Tropas militares de outros países começaram a chegar dia 05/11/2017 em Tabatinga para participar do exercício militar de simulação de atendimento humanitário, o AmazonLog 17, marcado para o período de 6 a 13 de novembro, em Tabatinga (AM), na tríplice fronteira com a Colômbia e Peru. Militares da Colômbia e Peru desembarcaram na base montada pelo Brasil para receber as tropas. Alguns soldados dos Estados Unidos também já estão na cidade. O restante da tropa norte-americana desembarcou na manhã do dia 6.

No total, devem participar da simulação cerca de 2 mil pessoas, dos quais, cerca de 500 são estrangeiras. Além de militares do Brasil (cerca de 1.550), Colômbia (150), Peru (120) e Estados Unidos (30), observadores de mais de 20 países devem acompanhar as ações, entre eles Alemanha, Argentina, Chile, Equador, México, França, Reino Unido, Espanha, Rússia e Venezuela. Também participam funcionários de órgãos federais e estaduais como a Empresa Brasileira de Infraestrutura Aeroportuária (Infraero), a Fundação Nacional do Índio (Funai), a Polícia Federal, a Receita Federal, entre outros.

O objetivo do exercício é criar diretrizes para socorro a vítimas em caso de catástrofes na região da tríplice fronteira amazônica. Serão realizadas simulações atendimento a vítimas de incêndios florestais, terremotos, secas, enchentes, acidentes com embarcações e também de medidas humanitárias para casos de grande contingente de deslocamentos humanos, como no caso de refugiados.

Estrutura é preparada para o exercício militar de simulação, Amazonlog17, que terá início no dia 6 de novembro em Tabatinga (AM). Foto: Antonio Cruz/Agência Brasil

As simulações envolvem o uso de 13 helicópteros, 11 aviões, além de diversas embarcações para as ações de simulação de acidentes. Também serão realizados atendimentos de saúde para a população ribeirinha e comunidades indígenas do Brasil e dos países vizinhos. Alguns dos exercícios contarão com a participação de “figurantes”. Uma base militar multinacional foi montada para dar suporte a militares e socorro emergencial às “vítimas”.

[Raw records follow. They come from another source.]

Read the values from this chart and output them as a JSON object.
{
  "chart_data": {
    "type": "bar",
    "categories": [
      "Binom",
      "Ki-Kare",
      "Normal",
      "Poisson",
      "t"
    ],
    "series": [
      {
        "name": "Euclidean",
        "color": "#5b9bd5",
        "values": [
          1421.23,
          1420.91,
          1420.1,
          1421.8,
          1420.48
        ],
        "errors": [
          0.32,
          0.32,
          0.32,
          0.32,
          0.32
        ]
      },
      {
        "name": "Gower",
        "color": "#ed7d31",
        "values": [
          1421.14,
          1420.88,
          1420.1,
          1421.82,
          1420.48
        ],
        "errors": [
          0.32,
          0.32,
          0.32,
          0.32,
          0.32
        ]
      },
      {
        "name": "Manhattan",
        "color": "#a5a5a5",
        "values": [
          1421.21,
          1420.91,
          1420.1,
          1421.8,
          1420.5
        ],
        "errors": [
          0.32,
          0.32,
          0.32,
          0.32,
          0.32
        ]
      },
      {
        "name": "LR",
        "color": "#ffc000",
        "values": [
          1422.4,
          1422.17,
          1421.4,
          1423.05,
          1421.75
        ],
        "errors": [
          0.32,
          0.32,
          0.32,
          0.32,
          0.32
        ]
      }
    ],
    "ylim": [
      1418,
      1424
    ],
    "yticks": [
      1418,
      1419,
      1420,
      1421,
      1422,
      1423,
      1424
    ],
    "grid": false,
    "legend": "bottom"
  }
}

O chefe do Estado-Maior Combinado da AmazonLog17, general de brigada Antonio Manoel de Barros, disse à Agência Brasil que a escolha da região se deve ao seu caráter estratégico e pelo desafio de se levar uma estrutura de apoio em uma região cujo acesso só ocorre por meio aéreo ou de barco. “As pessoas sabem das dificuldades da região Amazônica e da nossa fronteira e o Exército tem uma grande preocupação com a presença do Estado brasileiro na região”, disse.

De acordo com o general, em uma situação de catástrofe, os militares atuariam para dar suporte de infraestrutura para que outras agências governamentais, como as polícias Militar e Civil, Defesa Civil, Corpo de Bombeiros possam atuar. “Em uma situação de grave problema ou ameaça como uma endemia, uma seca, uma enchente e que se esgotam determinados recursos e que, no nosso caso, o governo federal é chamado a auxiliar e é aí que aparecem as Forças Armadas. Se tivermos que ser acionados, já estamos prontos para o jogo. Por isso é que estamos realizando esse exercício”, acrescentou.

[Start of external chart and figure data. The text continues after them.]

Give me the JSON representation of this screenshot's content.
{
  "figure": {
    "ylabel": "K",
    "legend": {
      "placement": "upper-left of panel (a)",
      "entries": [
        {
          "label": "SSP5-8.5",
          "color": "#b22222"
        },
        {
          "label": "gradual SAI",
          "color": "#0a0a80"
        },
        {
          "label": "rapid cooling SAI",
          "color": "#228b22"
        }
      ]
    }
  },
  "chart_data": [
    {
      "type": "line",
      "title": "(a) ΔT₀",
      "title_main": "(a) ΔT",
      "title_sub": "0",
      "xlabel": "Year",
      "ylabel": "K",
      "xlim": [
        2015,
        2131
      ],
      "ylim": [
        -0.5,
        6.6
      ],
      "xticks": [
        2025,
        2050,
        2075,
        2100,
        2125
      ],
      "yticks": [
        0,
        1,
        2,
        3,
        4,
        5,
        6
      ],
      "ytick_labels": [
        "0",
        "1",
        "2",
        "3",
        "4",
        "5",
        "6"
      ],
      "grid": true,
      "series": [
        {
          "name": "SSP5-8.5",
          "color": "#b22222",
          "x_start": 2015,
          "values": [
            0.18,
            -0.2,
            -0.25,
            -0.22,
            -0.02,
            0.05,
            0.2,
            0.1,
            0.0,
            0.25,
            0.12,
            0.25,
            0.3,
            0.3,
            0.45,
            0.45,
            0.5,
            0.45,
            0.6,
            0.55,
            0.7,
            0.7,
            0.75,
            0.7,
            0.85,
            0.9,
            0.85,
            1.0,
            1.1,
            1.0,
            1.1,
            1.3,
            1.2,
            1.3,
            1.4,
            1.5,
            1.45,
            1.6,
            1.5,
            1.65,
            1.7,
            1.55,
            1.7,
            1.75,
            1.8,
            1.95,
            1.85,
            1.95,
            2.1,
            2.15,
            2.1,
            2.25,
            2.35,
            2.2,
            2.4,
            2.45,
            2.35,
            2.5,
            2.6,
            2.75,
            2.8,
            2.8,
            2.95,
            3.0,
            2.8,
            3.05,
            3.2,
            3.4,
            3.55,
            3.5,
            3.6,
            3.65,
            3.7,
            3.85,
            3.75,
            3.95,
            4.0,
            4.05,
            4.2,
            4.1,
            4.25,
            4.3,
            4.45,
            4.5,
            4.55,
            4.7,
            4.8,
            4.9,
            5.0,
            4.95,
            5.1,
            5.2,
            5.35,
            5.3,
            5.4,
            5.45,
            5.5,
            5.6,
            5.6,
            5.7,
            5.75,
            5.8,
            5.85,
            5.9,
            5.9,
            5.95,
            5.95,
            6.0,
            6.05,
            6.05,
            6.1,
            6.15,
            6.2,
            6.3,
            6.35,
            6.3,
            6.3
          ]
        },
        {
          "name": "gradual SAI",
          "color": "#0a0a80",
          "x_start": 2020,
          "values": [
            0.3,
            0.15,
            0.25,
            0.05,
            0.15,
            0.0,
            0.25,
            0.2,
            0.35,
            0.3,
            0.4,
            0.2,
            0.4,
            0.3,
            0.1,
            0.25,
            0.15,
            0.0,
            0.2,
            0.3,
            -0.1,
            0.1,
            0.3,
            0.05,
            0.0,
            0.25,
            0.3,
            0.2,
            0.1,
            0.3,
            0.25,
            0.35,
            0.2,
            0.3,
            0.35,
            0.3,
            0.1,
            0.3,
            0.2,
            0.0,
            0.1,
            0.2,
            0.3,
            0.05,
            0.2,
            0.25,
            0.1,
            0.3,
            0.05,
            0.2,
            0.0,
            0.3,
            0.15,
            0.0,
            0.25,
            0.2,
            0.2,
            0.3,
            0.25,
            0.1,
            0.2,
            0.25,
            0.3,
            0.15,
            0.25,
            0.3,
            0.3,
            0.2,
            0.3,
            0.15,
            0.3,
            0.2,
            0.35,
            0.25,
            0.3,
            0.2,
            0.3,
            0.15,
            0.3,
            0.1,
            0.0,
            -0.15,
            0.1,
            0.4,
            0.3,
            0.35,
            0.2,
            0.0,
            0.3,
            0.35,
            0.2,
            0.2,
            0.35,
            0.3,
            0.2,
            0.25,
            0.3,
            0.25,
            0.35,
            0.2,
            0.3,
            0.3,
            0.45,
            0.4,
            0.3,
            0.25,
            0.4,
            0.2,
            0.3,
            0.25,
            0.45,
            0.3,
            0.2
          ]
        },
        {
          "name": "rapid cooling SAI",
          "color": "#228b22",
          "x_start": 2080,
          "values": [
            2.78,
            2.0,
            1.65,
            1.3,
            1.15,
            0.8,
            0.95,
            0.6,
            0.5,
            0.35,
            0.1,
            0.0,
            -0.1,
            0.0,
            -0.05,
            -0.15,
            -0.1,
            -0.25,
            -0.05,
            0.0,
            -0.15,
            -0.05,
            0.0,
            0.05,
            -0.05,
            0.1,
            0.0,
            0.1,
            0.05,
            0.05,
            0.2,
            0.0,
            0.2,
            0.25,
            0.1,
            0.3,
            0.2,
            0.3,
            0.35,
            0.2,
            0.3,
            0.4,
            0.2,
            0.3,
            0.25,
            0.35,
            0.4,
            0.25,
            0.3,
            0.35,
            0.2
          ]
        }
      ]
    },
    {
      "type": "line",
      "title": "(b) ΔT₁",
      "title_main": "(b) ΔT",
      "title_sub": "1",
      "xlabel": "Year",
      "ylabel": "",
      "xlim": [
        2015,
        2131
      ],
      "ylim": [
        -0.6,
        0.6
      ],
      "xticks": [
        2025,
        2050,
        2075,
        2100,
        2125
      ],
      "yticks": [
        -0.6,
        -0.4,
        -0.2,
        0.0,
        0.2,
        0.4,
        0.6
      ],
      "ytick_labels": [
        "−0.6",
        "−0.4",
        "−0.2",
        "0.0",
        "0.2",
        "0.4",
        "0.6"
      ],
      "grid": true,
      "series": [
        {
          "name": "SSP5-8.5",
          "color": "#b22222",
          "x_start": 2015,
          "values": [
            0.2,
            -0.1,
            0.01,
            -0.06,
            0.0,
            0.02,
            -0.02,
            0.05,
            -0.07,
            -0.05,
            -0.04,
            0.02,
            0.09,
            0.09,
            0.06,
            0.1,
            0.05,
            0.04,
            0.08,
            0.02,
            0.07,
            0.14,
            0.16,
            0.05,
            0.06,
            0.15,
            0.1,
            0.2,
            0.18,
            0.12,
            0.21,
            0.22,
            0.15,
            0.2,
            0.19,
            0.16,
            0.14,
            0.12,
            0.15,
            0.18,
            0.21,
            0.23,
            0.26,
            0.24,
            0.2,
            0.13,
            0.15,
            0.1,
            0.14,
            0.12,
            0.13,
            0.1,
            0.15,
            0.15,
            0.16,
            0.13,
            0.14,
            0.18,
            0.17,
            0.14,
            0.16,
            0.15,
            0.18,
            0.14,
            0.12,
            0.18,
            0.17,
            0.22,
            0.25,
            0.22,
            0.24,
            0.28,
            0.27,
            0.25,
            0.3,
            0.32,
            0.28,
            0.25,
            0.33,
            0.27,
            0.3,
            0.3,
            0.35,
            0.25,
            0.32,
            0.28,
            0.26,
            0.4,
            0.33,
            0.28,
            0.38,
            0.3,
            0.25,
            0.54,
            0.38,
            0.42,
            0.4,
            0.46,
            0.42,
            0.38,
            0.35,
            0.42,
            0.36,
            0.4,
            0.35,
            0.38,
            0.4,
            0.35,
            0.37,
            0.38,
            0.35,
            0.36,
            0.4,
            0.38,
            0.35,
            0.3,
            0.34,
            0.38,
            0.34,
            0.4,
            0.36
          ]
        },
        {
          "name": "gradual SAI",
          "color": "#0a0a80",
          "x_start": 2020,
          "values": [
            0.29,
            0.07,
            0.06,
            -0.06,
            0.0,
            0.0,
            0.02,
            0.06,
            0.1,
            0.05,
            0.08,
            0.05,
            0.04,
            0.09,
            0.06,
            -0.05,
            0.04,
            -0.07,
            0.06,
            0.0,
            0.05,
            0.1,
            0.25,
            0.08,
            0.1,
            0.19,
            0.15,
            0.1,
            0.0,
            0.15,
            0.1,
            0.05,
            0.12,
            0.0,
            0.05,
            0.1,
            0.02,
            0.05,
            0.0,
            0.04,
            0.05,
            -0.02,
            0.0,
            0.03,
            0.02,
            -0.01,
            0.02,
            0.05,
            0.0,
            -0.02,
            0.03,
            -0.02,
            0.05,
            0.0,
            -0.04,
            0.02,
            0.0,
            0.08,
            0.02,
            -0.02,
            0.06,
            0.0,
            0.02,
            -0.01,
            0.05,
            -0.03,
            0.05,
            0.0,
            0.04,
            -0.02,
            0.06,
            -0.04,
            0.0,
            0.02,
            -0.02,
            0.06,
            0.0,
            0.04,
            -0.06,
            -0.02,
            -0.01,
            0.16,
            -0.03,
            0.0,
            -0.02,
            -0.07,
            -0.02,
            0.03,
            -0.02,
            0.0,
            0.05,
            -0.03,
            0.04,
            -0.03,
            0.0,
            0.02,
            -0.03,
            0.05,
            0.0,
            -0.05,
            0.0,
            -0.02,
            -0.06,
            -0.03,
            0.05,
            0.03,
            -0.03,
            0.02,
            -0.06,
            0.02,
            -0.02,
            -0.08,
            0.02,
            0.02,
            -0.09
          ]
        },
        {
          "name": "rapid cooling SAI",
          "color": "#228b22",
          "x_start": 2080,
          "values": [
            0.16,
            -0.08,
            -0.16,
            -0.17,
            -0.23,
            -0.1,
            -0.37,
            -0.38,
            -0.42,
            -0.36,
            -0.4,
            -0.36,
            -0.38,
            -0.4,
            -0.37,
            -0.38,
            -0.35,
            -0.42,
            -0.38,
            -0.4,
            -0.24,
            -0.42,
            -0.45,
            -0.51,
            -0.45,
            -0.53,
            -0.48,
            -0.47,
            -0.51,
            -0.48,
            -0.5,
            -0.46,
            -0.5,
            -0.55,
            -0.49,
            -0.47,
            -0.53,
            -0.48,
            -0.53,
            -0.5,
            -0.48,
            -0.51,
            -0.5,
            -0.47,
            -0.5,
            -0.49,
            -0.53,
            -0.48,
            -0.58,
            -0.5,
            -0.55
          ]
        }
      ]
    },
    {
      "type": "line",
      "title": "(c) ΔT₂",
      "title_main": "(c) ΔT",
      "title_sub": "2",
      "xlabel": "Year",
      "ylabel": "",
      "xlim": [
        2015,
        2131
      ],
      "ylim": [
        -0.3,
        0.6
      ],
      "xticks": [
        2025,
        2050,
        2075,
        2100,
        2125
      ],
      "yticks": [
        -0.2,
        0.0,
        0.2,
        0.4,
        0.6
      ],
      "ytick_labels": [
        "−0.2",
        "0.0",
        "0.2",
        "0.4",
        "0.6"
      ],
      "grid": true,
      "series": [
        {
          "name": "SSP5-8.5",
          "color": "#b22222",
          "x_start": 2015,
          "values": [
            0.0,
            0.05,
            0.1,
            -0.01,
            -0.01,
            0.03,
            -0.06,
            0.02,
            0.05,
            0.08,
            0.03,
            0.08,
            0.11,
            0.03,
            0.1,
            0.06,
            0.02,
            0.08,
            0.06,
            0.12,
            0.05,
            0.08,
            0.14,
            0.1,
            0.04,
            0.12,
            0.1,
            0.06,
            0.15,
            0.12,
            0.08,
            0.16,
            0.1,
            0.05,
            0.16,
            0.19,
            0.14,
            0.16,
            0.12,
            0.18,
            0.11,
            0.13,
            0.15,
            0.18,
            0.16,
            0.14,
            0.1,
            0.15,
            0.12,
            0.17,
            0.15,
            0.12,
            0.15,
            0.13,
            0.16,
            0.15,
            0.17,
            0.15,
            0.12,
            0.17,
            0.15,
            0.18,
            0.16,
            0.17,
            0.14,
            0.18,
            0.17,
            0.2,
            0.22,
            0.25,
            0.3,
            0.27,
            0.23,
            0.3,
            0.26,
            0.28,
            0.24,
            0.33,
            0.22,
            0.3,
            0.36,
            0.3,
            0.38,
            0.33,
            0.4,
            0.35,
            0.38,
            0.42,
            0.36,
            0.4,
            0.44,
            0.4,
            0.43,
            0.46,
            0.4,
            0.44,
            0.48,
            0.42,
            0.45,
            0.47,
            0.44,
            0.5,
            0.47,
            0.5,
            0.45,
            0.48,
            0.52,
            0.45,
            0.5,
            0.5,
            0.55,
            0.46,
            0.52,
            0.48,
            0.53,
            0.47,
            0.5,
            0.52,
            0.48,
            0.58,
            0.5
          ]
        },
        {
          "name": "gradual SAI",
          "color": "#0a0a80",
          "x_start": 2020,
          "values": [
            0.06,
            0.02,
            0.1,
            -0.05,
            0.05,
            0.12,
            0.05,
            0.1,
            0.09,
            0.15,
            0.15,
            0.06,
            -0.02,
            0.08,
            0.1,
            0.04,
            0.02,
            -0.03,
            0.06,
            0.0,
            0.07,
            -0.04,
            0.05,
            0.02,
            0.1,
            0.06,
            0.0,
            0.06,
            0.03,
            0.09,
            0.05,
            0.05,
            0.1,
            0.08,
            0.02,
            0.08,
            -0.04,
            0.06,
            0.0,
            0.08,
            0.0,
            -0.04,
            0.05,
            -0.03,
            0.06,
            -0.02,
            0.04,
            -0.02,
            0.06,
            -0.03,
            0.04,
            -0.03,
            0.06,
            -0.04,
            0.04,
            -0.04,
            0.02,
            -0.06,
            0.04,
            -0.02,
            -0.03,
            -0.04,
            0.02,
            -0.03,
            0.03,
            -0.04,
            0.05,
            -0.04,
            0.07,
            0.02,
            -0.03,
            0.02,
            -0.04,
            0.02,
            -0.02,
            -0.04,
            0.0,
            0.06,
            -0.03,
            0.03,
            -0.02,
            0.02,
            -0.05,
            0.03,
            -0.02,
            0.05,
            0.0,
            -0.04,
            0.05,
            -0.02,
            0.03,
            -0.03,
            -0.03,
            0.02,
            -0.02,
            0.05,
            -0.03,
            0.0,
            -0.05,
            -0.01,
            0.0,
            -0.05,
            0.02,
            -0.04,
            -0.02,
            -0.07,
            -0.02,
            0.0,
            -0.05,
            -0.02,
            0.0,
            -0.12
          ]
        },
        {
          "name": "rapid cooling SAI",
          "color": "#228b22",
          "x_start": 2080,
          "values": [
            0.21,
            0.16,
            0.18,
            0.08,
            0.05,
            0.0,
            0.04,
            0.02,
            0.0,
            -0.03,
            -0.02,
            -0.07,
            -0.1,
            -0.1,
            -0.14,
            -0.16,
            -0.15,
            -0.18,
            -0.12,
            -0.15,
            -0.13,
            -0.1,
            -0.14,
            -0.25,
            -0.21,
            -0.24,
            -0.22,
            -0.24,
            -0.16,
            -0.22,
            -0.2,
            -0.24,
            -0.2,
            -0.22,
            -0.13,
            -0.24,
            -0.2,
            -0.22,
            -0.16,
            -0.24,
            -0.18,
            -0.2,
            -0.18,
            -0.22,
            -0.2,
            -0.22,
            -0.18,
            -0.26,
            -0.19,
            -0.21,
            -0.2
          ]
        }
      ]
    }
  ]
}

A atividade envolve unidades de transporte, logística, manutenção, suprimento, evacuação e engenharia. No caso de catástrofes, por exemplo, isso implica o planejamento logístico de deslocamento de equipamentos, suprimentos e equipes até o local da ação. Além de preparar a área, é preciso pensar em como atender os feridos e evacuar as pessoas. No caso de Colômbia e Peru, a participação na simulação também servirá para que os países vizinhos adquiram experiências para oferecer ajuda humanitária em casos similares.

Estados Unidos

Ainda de acordo com o general, a intenção de chamar observadores de outros países foi mostrar que a atuação na Amazônia “é coisa de gente grande”. “Sabemos que graves acidentes, catástrofes não têm fronteiras. Por isso, decidimos chamar outros países como, além dos que estão diretamente envolvidos no exercício, para mostrar que nos temos capacidade de cuidar do que é nosso, mesmo com todas as dificuldades”, disse Barros.